A male Hairy Woodpecker flew to a spot high up on a tall dead pine calling as it arrived in an long, unusual string of loud wicka-chew sort of notes that sounded agitated or excited. Then it flew with loud peenk! calls to the lowest part of another pine trunk, where it met a female Hairy Woodpecker, and both immediately began tapping industriously on the trunk and stayed there working for several minutes.

A male and female Bluebird hunted from low branches in the back yard, and juveniles made zee-zee begging sounds somewhere among the leaves where I couldn’t see them, except for one that flew down to the grass and began pecking around and feeding itself. Meanwhile, a Phoebe called tsup-tsup as it perched on branches and swept out or down to the grass for insects.

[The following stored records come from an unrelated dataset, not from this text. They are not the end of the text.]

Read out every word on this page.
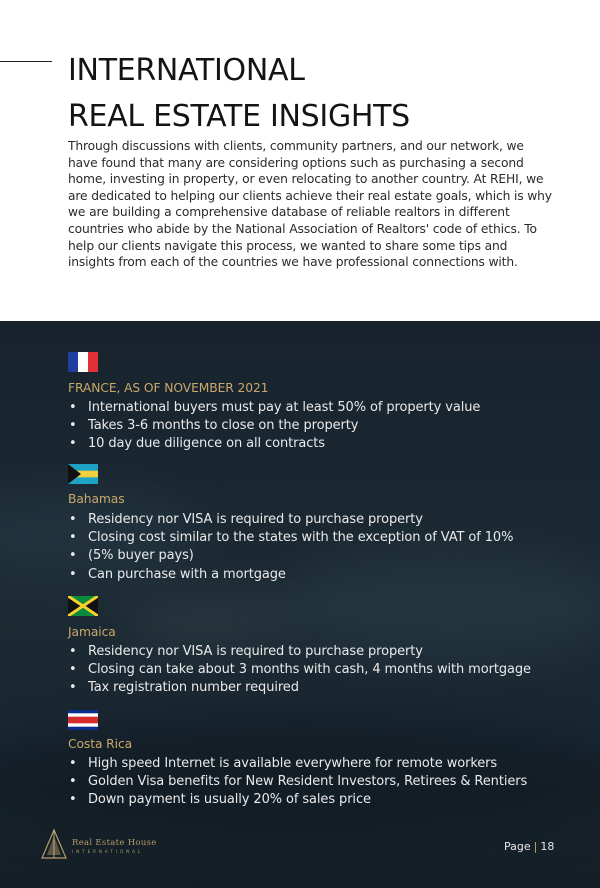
INTERNATIONAL
REAL ESTATE INSIGHTS

Through discussions with clients, community partners, and our network, we have found that many are considering options such as purchasing a second home, investing in property, or even relocating to another country. At REHI, we are dedicated to helping our clients achieve their real estate goals, which is why we are building a comprehensive database of reliable realtors in different countries who abide by the National Association of Realtors' code of ethics. To help our clients navigate this process, we wanted to share some tips and insights from each of the countries we have professional connections with.

FRANCE, AS OF NOVEMBER 2021
• International buyers must pay at least 50% of property value
• Takes 3-6 months to close on the property
• 10 day due diligence on all contracts
Bahamas
• Residency nor VISA is required to purchase property
• Closing cost similar to the states with the exception of VAT of 10%
• (5% buyer pays)
• Can purchase with a mortgage
Jamaica
• Residency nor VISA is required to purchase property
• Closing can take about 3 months with cash, 4 months with mortgage
• Tax registration number required
Costa Rica
• High speed Internet is available everywhere for remote workers
• Golden Visa benefits for New Resident Investors, Retirees & Rentiers
• Down payment is usually 20% of sales price
Real Estate House
INTERNATIONAL	Page | 18
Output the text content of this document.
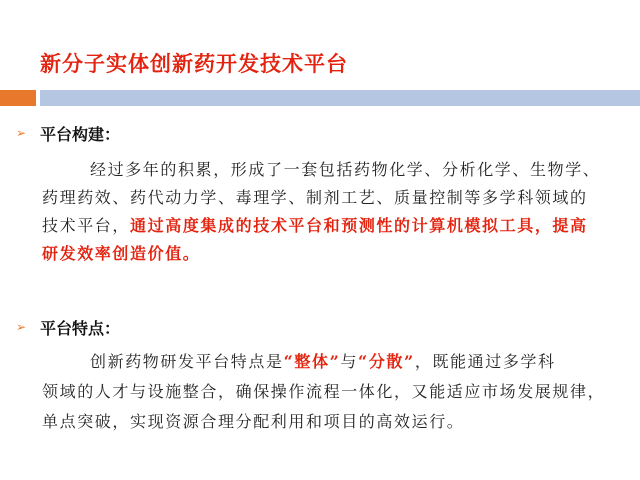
新分子实体创新药开发技术平台
➢ 平台构建：
经过多年的积累，形成了一套包括药物化学、分析化学、生物学、
药理药效、药代动力学、毒理学、制剂工艺、质量控制等多学科领域的
技术平台，通过高度集成的技术平台和预测性的计算机模拟工具，提高
研发效率创造价值。
➢ 平台特点：
创新药物研发平台特点是“整体”与“分散”，既能通过多学科
领域的人才与设施整合，确保操作流程一体化，又能适应市场发展规律，
单点突破，实现资源合理分配利用和项目的高效运行。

Suddenly, a pugnacious little Carolina Wren flew to the top of a plant-hanger on the deck and sang very loudly and richly, continuing to sing as it made its way over each of the tomato cages on the plants in pots, then to the deck rail, to another plant-hanger, and finally into a hanging fern at the corner of the deck, where it scrabbled around deep in the greenery for several minutes. The female wren came along quietly a few minutes behind him, carrying small twigs in her bill and following his general path across the deck, but instead of going into the fern, she flew to the branches of nearby bushes, and the male followed her.

A warm-red male Summer Tanager made its way, quiet and leisurely, through the oaks and pines, not calling, not singing, stopping here and there to preen and wipe its bill.